Can you imagine the outcry if D&D wasn't playable with the three core books, and you instead needed to buy a campaign sourcebook as well? The grogs would have a field day with that.
(Just quoting this one because it is the most succint, but could have quoted many others...)
My question is in fact: is it
really playable only with a setting?
When I started DMing (3.0) all the setting info I gave to the players was a map of Neverwinter Nights neighborhoods from FR's "The North", just because I had found that old book freely available on WotC website. I gave them the map and said "you are here". Nothing else...
I think the game is completely playable with no setting info. What is
really needed is an adventure, but you don't really need to tell them about world geography or history or important NPCs for that first adventure or three. After that, YES! if you want to have continuity between adventures.
I also note that all of you refer to new D&D players/DMs. I think WotC should have
a Box set for them, and such box should indeed be playable, well... "out of the box"
with maps, minis, dice, rules
redux (e.g. first 5 levels) and then indeed it can have a small booklet with info on a chosen setting. Then make it cost max 50 bucks, and you can market it to RPG beginners.

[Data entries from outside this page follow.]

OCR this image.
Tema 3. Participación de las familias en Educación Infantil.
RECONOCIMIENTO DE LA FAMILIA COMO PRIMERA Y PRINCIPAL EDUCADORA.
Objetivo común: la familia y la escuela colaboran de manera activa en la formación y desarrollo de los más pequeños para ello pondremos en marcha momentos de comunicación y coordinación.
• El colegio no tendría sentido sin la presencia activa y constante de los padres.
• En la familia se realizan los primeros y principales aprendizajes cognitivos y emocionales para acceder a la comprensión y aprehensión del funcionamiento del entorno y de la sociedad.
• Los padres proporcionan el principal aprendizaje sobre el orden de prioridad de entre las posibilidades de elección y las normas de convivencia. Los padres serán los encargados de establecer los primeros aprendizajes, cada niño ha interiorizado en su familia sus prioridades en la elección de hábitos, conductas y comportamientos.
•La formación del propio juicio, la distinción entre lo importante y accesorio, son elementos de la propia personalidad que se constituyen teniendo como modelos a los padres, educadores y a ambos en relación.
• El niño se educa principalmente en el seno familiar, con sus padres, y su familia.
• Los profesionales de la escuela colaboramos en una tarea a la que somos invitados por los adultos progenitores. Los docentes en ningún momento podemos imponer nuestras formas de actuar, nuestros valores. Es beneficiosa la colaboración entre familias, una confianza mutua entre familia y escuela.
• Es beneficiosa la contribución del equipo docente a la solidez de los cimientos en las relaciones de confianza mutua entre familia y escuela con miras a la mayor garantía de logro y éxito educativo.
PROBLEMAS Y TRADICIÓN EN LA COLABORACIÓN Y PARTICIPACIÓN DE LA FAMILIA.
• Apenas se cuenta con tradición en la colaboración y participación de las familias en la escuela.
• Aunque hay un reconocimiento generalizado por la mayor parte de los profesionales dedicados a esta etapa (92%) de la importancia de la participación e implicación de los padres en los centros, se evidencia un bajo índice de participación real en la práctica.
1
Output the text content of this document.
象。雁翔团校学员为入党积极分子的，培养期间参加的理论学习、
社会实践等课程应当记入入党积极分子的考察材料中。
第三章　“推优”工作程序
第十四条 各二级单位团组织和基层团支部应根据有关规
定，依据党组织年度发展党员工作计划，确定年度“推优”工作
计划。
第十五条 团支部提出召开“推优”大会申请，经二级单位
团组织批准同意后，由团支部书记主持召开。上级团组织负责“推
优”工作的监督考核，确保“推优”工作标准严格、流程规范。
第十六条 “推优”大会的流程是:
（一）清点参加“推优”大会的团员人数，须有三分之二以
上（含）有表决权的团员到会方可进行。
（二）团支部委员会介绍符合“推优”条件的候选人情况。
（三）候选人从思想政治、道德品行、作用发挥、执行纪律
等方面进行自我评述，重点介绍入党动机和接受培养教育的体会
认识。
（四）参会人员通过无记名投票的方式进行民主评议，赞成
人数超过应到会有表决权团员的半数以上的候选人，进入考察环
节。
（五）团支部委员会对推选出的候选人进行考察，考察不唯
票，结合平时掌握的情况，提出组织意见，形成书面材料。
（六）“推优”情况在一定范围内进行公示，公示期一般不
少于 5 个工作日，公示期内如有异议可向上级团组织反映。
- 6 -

But the corebooks? You normally need to buy 3 corebooks to start, that's maybe 100 bucks at least for the DM (players don't need as much setting info in their book as the DM anyway). Most buyers of the complete corebooks set are not beginners, maybe they are beginner DMs but have been players in other editions or games, either way they are most likely capable of starting off with either a homebrew or setting material from older books they already own. To non-beginners, a default setting doesn't make that huge difference unless it's new and happens to be pretty good (like PoI).
Most DMs will switch to their favourite setting or homebrew anyway, and having a default will force them to remove or edit some of the core material.
Yes, Yes, Yes.
And it should be Homebrew.
The default setting really should be all of the stuff that has been in D&D for ages and all the other stuff up until yesterday. The default world in a DMG is really about enabling DMs to create their own world and inspiring all players to want to add their own bits, but in order to do this I believe we must have examples. D&D is a smorgasbord kitchen sink, because it was a vanilla setting that "said Yes" to everything. There's no need to name this world. Have the DMs and players name it. Give them the tools to easily craft a pick up and play setting with relatively little preparation. That will be our homebrew kitchen sink D&D with exploder dogs core rulebook world.
We need a setting so 1st time DMs with 1st time players can read the manual, sit down, make PCs, and play in it.
I don't believe this should be a "complete" setting. That whole idea kinda boggles my head. I don't believe there is such a thing anyways, but "killing them with detail" or "killing them with canon" is just as likely to stall the game as any other core or starting level -high complexity- for 1st timers.
Keep it simple. Make it useful. Convince us we want those example elements in our game too.
That's exactly what I mean. The traditional classes, races, monsters of D&D
already paint some generic setting. If it's smorgarsbrod/vanilla and not "complete", then default setting = no setting. In fact you suggest not to even give it a name.